Nokia announced a new enterprise device this week, adding an enhanced candy-bar style device to the bottom end of its E series. The new E51 is, as the nomenclature suggests, an enhancement to the bottom-of-the-range E50, adding HSDPA and WiFi connectivity as well as improved usability features.
The E51 is a nice device, good-looking, and easy to understand and use. That said it's not mould-shattering or category-creating. Nokia has added more entertainment functionality to what is avowedly an enterprise device, including an FM radio, a better (2-megapixel) camera, and an MP3 player. It says that this is because it recognises that the devices are used for leisure as well as work - a view that may not receive the warmest of receptions inside the CIO's office.
Perhaps the CIO can take heart from some of the E51's limitations. Unlike the more recent entertainment-friendly Blackberry devices it can't be used with a standard 3.5mm stereo headphone jack, so the user needs one of those annoying little adaptors that no shops seem to stock. That should stop them listening to music in the company's time, and on the company's phone. The device has a USB socket, but doesn't do USB charging - so that's another charger to take on trips.
On the more positive side, Nokia has made some small but worthwhile additions to the user interface. The home screen concept, customisable by the user, replaces the bloated application grid view as the jumping-off point for the most used applications. Four buttons around the central selection key are pre-configured for home, contacts, calendar and contacts, and a sustained press creates a new entry in each of these categories. Since this is what users want to do most of the time, that's less grubbing around in multi-layered menus.

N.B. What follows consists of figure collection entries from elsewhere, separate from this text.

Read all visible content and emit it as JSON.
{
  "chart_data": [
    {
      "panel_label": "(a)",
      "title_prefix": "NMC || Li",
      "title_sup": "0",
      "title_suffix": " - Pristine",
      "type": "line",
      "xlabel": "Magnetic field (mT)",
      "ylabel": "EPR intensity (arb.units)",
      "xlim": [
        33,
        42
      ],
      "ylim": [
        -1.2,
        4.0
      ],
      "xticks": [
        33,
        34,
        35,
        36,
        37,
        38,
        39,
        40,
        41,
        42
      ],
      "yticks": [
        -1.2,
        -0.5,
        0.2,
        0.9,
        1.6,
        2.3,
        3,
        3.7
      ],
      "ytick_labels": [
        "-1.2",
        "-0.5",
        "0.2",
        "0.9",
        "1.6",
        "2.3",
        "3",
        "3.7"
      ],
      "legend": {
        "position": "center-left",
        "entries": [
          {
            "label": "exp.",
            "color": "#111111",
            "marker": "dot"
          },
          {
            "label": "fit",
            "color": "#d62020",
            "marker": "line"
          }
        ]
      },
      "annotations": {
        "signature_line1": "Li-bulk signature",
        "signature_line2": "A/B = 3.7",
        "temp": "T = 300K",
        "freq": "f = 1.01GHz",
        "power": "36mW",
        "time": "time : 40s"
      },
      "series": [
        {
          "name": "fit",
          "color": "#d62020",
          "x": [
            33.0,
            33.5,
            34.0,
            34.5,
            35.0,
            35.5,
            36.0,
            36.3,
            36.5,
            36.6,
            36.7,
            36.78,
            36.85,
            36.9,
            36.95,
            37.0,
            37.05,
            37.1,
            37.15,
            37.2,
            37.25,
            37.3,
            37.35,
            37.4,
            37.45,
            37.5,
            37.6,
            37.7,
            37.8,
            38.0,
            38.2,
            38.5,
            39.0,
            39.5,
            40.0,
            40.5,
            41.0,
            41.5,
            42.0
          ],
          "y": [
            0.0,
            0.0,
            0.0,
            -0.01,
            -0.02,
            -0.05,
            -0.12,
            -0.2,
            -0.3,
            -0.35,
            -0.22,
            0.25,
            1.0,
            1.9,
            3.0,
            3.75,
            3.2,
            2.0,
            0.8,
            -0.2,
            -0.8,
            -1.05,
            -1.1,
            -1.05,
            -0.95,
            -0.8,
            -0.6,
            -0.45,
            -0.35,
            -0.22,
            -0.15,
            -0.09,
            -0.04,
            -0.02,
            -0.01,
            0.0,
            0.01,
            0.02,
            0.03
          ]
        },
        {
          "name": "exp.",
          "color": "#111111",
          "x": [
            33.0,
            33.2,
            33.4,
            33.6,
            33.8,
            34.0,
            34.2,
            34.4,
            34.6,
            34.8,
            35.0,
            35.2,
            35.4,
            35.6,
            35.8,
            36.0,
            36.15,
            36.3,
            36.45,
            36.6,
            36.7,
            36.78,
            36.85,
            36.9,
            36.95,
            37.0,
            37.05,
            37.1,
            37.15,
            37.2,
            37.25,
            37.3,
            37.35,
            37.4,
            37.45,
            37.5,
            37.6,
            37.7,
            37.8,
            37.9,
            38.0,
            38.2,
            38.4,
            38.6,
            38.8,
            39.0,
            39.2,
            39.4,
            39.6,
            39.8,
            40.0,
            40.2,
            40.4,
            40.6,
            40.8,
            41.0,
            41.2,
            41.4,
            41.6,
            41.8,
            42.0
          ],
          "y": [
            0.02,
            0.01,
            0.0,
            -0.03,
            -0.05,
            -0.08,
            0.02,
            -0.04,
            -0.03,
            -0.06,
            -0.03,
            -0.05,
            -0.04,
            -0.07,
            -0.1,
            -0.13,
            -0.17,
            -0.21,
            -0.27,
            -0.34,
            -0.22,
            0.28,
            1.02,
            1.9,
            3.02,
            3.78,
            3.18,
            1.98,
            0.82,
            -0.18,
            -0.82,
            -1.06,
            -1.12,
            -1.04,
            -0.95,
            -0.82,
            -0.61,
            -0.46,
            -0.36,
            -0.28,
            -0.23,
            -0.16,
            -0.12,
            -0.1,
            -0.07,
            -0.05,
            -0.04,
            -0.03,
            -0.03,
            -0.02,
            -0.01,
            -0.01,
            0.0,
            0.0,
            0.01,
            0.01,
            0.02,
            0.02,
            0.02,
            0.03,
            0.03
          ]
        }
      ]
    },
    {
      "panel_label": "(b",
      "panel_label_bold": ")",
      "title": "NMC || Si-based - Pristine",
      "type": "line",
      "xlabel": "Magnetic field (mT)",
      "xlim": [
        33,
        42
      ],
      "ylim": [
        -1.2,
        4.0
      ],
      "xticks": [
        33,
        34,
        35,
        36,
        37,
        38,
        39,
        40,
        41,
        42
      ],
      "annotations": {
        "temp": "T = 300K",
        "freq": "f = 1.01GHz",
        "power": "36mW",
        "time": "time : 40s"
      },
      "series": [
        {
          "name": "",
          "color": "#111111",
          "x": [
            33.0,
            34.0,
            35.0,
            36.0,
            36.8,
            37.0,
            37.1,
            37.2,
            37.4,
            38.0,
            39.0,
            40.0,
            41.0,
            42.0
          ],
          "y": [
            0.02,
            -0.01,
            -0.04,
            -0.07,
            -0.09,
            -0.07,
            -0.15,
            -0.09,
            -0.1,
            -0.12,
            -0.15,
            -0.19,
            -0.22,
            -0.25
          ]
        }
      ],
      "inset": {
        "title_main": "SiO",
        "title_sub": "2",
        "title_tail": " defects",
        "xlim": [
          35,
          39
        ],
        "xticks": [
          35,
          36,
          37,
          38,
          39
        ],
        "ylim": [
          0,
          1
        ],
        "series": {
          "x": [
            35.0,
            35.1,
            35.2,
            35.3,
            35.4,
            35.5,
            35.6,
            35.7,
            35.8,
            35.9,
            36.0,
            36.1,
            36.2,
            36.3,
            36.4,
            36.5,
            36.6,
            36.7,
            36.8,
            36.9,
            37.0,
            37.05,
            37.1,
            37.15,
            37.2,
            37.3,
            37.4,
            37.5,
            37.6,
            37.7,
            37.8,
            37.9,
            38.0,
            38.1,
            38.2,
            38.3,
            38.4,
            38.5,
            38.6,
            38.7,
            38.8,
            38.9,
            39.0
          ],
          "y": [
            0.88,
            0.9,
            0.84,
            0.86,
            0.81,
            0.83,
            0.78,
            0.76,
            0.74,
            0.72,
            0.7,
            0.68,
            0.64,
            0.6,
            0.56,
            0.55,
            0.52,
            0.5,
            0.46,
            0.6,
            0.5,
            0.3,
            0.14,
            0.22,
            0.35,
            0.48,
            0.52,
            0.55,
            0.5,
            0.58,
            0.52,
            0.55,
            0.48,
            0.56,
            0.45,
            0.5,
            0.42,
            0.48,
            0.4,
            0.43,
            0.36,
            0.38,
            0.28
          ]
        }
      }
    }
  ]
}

Nokia also took the opportunity to share some of its other insights about the enterprise mobility market. It remains upbeat about the prospects for dual mode FMC, and will next month be releasing new versions of its Intellisync Call Connect Client to enable interworking with both Cisco and Alcatel-Lucent IP-PBXs. Neither supports the holy grail of seamless in-call handover between WiFi and cellular, but Nokia continues to work towards both a standards-based approach and a proprietary solution. It admits that dual mode FMC is still in the pilot phase, but continues to believe there is a powerful logic that will eventually make it attractive to enterprises.
Almost as an aside, Nokia also admitted that the raison d'etre of its soon-to-be-reorganised enterprise mobility division was a conviction that it was possible to approach enterprises independently of the mobile network operator - and that this conviction has turned out to be wrong.